Контроверза между убеждёнными женоненавистниками, а по их суждениям женщины были либо патологически изворотливыми обманщицами, либо, чьё мнение пахло дымом средневековья, - исчадием ада, состояла в том, что одни пользовались их сладкими услугами, другие напрочь отметали любое, даже условное к ним касательство. Поэт же, понимая и тех и других, мнил в себе некого ангела, виновного прошлыми своими судьбами перед ними, таинственными и призрачными, и потому - "ангела" грустного, заливающего глупую и беспричинную грусть декалитрами вина в тысячах километров дорожного одиночества. Лира же его звучала хоть и затейливо, но однообразно: ты меня любила, взяла, - разлюбила, я нашёл другую, снова не такую, бросил я и эту, что же, мне, поэту, делать в сером мире, - так, бренчать на лире… Нет, не летаргия, хотя ход его теперешней жизни казался ему долгим сном, - иногда он будто бы просыпался в нём ненадолго, но счастливо засыпал снова. И как! - в состоянии эйфории под серебряной мишурой лунного света - в неопасной череде мелких приключений, в объятиях случайных попутчиц, в элегических круизах по прошлому. Всё было, как наяву и всё было, как во сне, и разгадывание этого детективно-лирического ребуса приносило ему высшее наслаждение.

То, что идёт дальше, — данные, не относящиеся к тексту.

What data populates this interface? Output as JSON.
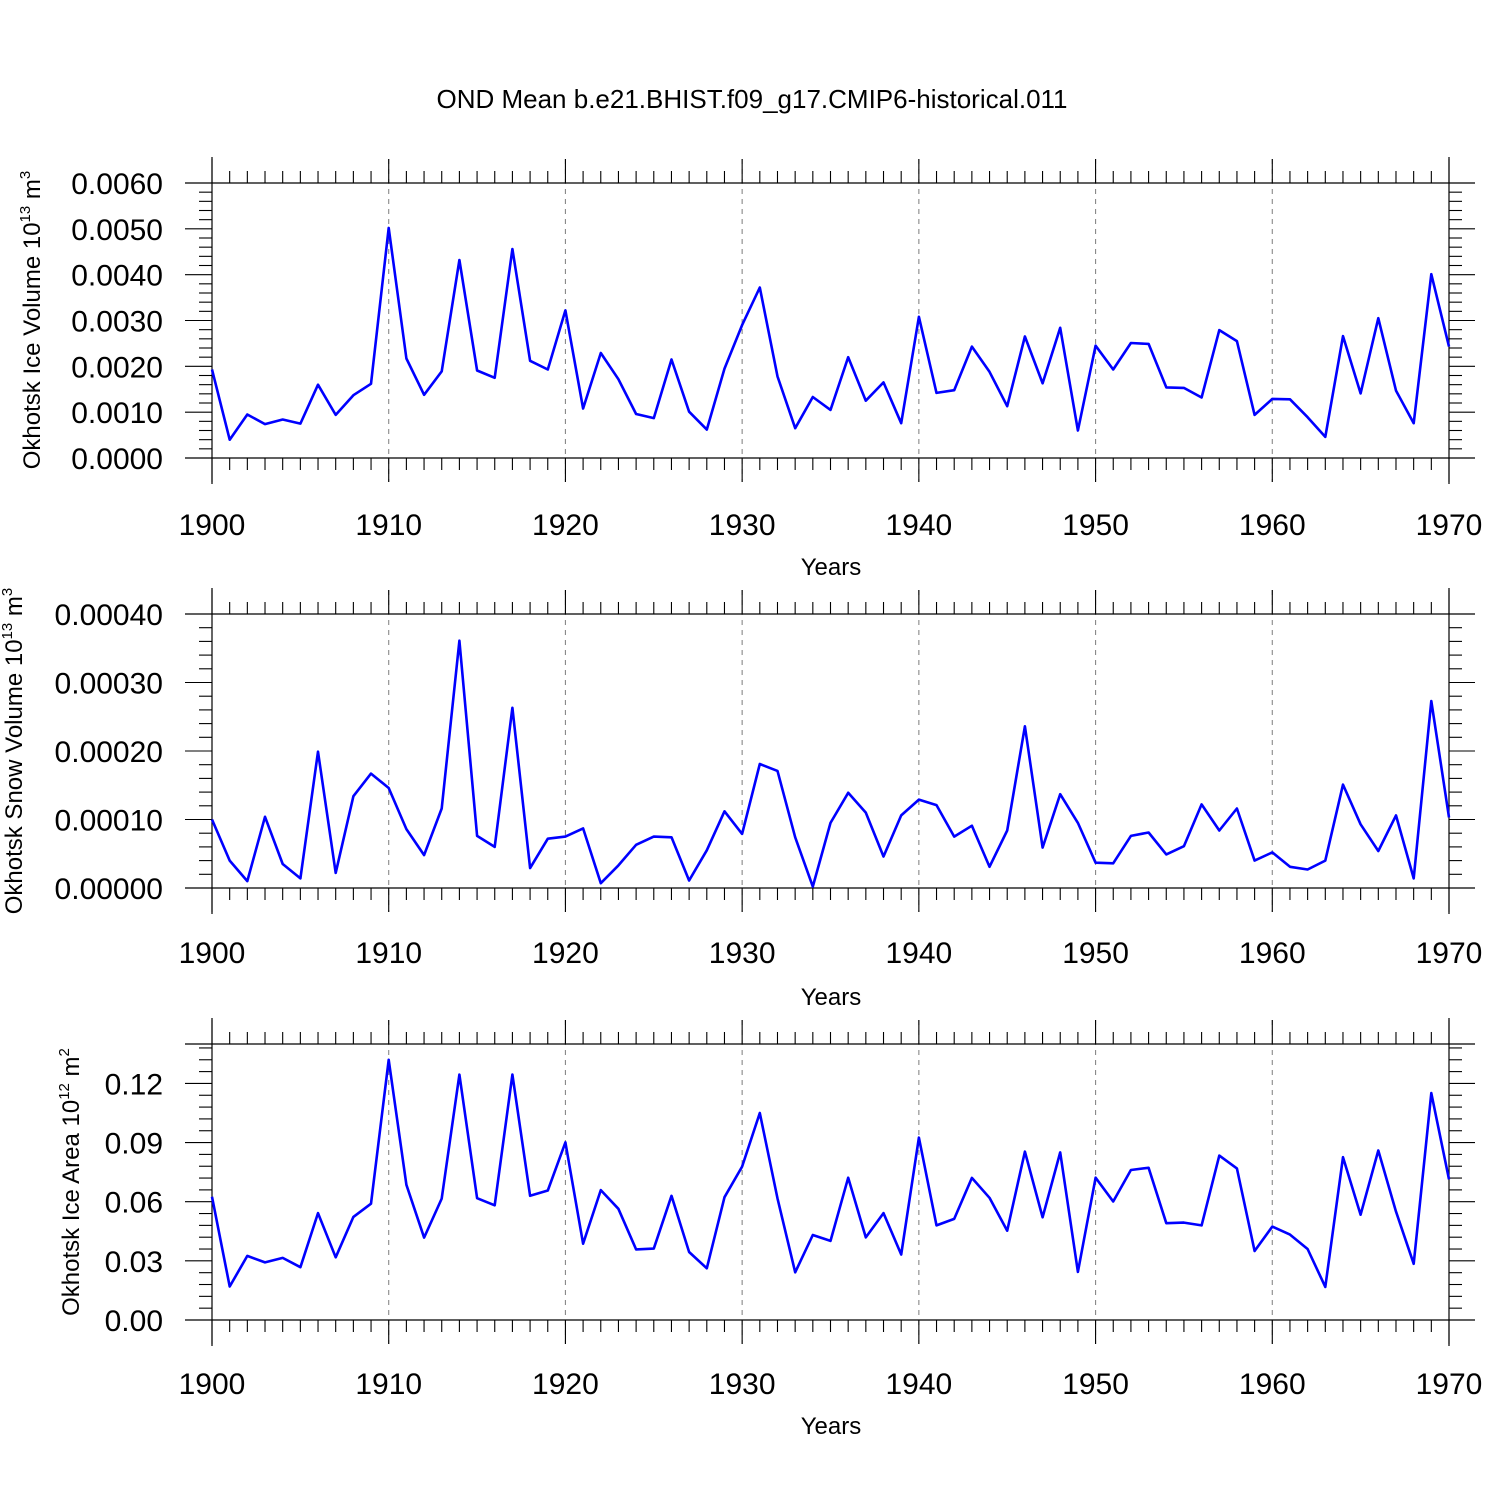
{
  "title": "OND Mean b.e21.BHIST.f09_g17.CMIP6-historical.011",
  "colors": {
    "line": "#0000ff",
    "grid": "#888888",
    "axis": "#000000"
  },
  "chart_data": [
    {
      "type": "line",
      "ylabel": {
        "text": "Okhotsk Ice Volume 10",
        "sup_power": "13",
        "unit": " m",
        "sup_unit": "3"
      },
      "xlabel": "Years",
      "xlim": [
        1900,
        1970
      ],
      "ylim": [
        0,
        0.006
      ],
      "xticks": [
        "1900",
        "1910",
        "1920",
        "1930",
        "1940",
        "1950",
        "1960",
        "1970"
      ],
      "yticks": [
        "0.0000",
        "0.0010",
        "0.0020",
        "0.0030",
        "0.0040",
        "0.0050",
        "0.0060"
      ],
      "ytick_values": [
        0,
        0.001,
        0.002,
        0.003,
        0.004,
        0.005,
        0.006
      ],
      "grid": "vertical dashed at decades",
      "x": [
        1900,
        1901,
        1902,
        1903,
        1904,
        1905,
        1906,
        1907,
        1908,
        1909,
        1910,
        1911,
        1912,
        1913,
        1914,
        1915,
        1916,
        1917,
        1918,
        1919,
        1920,
        1921,
        1922,
        1923,
        1924,
        1925,
        1926,
        1927,
        1928,
        1929,
        1930,
        1931,
        1932,
        1933,
        1934,
        1935,
        1936,
        1937,
        1938,
        1939,
        1940,
        1941,
        1942,
        1943,
        1944,
        1945,
        1946,
        1947,
        1948,
        1949,
        1950,
        1951,
        1952,
        1953,
        1954,
        1955,
        1956,
        1957,
        1958,
        1959,
        1960,
        1961,
        1962,
        1963,
        1964,
        1965,
        1966,
        1967,
        1968,
        1969,
        1970
      ],
      "y": [
        0.00193,
        0.0004,
        0.00095,
        0.00074,
        0.00084,
        0.00075,
        0.0016,
        0.00094,
        0.00137,
        0.00162,
        0.00502,
        0.00217,
        0.00138,
        0.00189,
        0.00432,
        0.00191,
        0.00175,
        0.00456,
        0.00212,
        0.00193,
        0.00322,
        0.00108,
        0.00229,
        0.00172,
        0.00096,
        0.00087,
        0.00215,
        0.00101,
        0.00062,
        0.00195,
        0.0029,
        0.00372,
        0.00178,
        0.00065,
        0.00133,
        0.00105,
        0.0022,
        0.00125,
        0.00165,
        0.00076,
        0.00308,
        0.00142,
        0.00148,
        0.00243,
        0.00188,
        0.00113,
        0.00265,
        0.00163,
        0.00284,
        0.0006,
        0.00245,
        0.00193,
        0.00251,
        0.00249,
        0.00154,
        0.00153,
        0.00132,
        0.00279,
        0.00255,
        0.00094,
        0.00129,
        0.00128,
        0.00089,
        0.00046,
        0.00266,
        0.00141,
        0.00305,
        0.00147,
        0.00076,
        0.00401,
        0.00243
      ]
    },
    {
      "type": "line",
      "ylabel": {
        "text": "Okhotsk Snow Volume 10",
        "sup_power": "13",
        "unit": " m",
        "sup_unit": "3"
      },
      "xlabel": "Years",
      "xlim": [
        1900,
        1970
      ],
      "ylim": [
        0,
        0.0004
      ],
      "xticks": [
        "1900",
        "1910",
        "1920",
        "1930",
        "1940",
        "1950",
        "1960",
        "1970"
      ],
      "yticks": [
        "0.00000",
        "0.00010",
        "0.00020",
        "0.00030",
        "0.00040"
      ],
      "ytick_values": [
        0,
        0.0001,
        0.0002,
        0.0003,
        0.0004
      ],
      "grid": "vertical dashed at decades",
      "x": [
        1900,
        1901,
        1902,
        1903,
        1904,
        1905,
        1906,
        1907,
        1908,
        1909,
        1910,
        1911,
        1912,
        1913,
        1914,
        1915,
        1916,
        1917,
        1918,
        1919,
        1920,
        1921,
        1922,
        1923,
        1924,
        1925,
        1926,
        1927,
        1928,
        1929,
        1930,
        1931,
        1932,
        1933,
        1934,
        1935,
        1936,
        1937,
        1938,
        1939,
        1940,
        1941,
        1942,
        1943,
        1944,
        1945,
        1946,
        1947,
        1948,
        1949,
        1950,
        1951,
        1952,
        1953,
        1954,
        1955,
        1956,
        1957,
        1958,
        1959,
        1960,
        1961,
        1962,
        1963,
        1964,
        1965,
        1966,
        1967,
        1968,
        1969,
        1970
      ],
      "y": [
        0.0001,
        4e-05,
        1e-05,
        0.000104,
        3.5e-05,
        1.4e-05,
        0.000199,
        2.2e-05,
        0.000134,
        0.000167,
        0.000146,
        8.6e-05,
        4.8e-05,
        0.000116,
        0.000361,
        7.6e-05,
        6e-05,
        0.000263,
        2.9e-05,
        7.2e-05,
        7.5e-05,
        8.7e-05,
        7e-06,
        3.3e-05,
        6.3e-05,
        7.5e-05,
        7.4e-05,
        1.1e-05,
        5.5e-05,
        0.000112,
        7.9e-05,
        0.000181,
        0.000171,
        7.4e-05,
        2e-06,
        9.5e-05,
        0.000139,
        0.00011,
        4.6e-05,
        0.000106,
        0.000129,
        0.000121,
        7.5e-05,
        9.1e-05,
        3.1e-05,
        8.4e-05,
        0.000236,
        5.9e-05,
        0.000137,
        9.5e-05,
        3.7e-05,
        3.6e-05,
        7.6e-05,
        8.1e-05,
        4.9e-05,
        6.1e-05,
        0.000122,
        8.4e-05,
        0.000116,
        4e-05,
        5.2e-05,
        3.1e-05,
        2.7e-05,
        4e-05,
        0.000151,
        9.3e-05,
        5.4e-05,
        0.000106,
        1.4e-05,
        0.000273,
        0.000103
      ]
    },
    {
      "type": "line",
      "ylabel": {
        "text": "Okhotsk Ice Area 10",
        "sup_power": "12",
        "unit": " m",
        "sup_unit": "2"
      },
      "xlabel": "Years",
      "xlim": [
        1900,
        1970
      ],
      "ylim": [
        0,
        0.14
      ],
      "xticks": [
        "1900",
        "1910",
        "1920",
        "1930",
        "1940",
        "1950",
        "1960",
        "1970"
      ],
      "yticks": [
        "0.00",
        "0.03",
        "0.06",
        "0.09",
        "0.12"
      ],
      "ytick_values": [
        0,
        0.03,
        0.06,
        0.09,
        0.12
      ],
      "grid": "vertical dashed at decades",
      "x": [
        1900,
        1901,
        1902,
        1903,
        1904,
        1905,
        1906,
        1907,
        1908,
        1909,
        1910,
        1911,
        1912,
        1913,
        1914,
        1915,
        1916,
        1917,
        1918,
        1919,
        1920,
        1921,
        1922,
        1923,
        1924,
        1925,
        1926,
        1927,
        1928,
        1929,
        1930,
        1931,
        1932,
        1933,
        1934,
        1935,
        1936,
        1937,
        1938,
        1939,
        1940,
        1941,
        1942,
        1943,
        1944,
        1945,
        1946,
        1947,
        1948,
        1949,
        1950,
        1951,
        1952,
        1953,
        1954,
        1955,
        1956,
        1957,
        1958,
        1959,
        1960,
        1961,
        1962,
        1963,
        1964,
        1965,
        1966,
        1967,
        1968,
        1969,
        1970
      ],
      "y": [
        0.0625,
        0.017,
        0.0325,
        0.0292,
        0.0315,
        0.0268,
        0.0542,
        0.0318,
        0.0523,
        0.059,
        0.132,
        0.0686,
        0.0418,
        0.0616,
        0.1245,
        0.0618,
        0.0582,
        0.1245,
        0.063,
        0.0657,
        0.0901,
        0.0387,
        0.0659,
        0.0564,
        0.0358,
        0.0362,
        0.063,
        0.0345,
        0.0262,
        0.0623,
        0.0778,
        0.105,
        0.0617,
        0.0242,
        0.0431,
        0.0401,
        0.0722,
        0.0419,
        0.0542,
        0.0332,
        0.0925,
        0.048,
        0.0513,
        0.0721,
        0.062,
        0.0453,
        0.0854,
        0.0521,
        0.085,
        0.0244,
        0.0722,
        0.0601,
        0.0761,
        0.0772,
        0.0491,
        0.0494,
        0.048,
        0.0834,
        0.0769,
        0.035,
        0.0474,
        0.0433,
        0.036,
        0.0168,
        0.0826,
        0.0534,
        0.086,
        0.055,
        0.0285,
        0.1151,
        0.0713
      ]
    }
  ]
}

Опыт многий, но робкий, но изо всех сил, физиологических и нравственных (да, да!), направленный на познание, постижение Женщины, на служение ей в каждую минуту касания её. В мелочах ли не понимал он это существо, или в главном? Знал ведь, как выглядит еврейская девочка, распахнувшаяся Звездой в пряном стогу сена на краю Полесья.... или женщина Литвы, обнаженной восходящая на Джомолунгму любви в полуподвале мурманского бара...или какую форму принимает капелька пота, раздавленная между грудями Зохры и Ширин под звуки барбата в месяце Таммузе, на крыше хабаровской гостиницы «Интурист».
Жёны, любовницы... явные, придуманные… многие, никто.
Выводил, подрагивая от вожделения, тысячный абрис ню, и способностью придавать своим рисункам стекающую горячность Эроса, был не ниже гения… Энциклопедически изучив строение, мог бы сразиться в гинекологических познаниях с истыми порнографами….
Но знал ли он женщину, как знают её другие, намеренно приземляя её значение и отводя ей место, какое она заслуживает? «Ущербная разумом» – это о той, из ребра, просто и обыденно, определяясь в положении её и расположении к ней.
Так ли это, думает он уже многие годы и в думании своём становится ничтожеством, ибо понимает, что вслед за непониманием Женщины он не понимает и жизнь.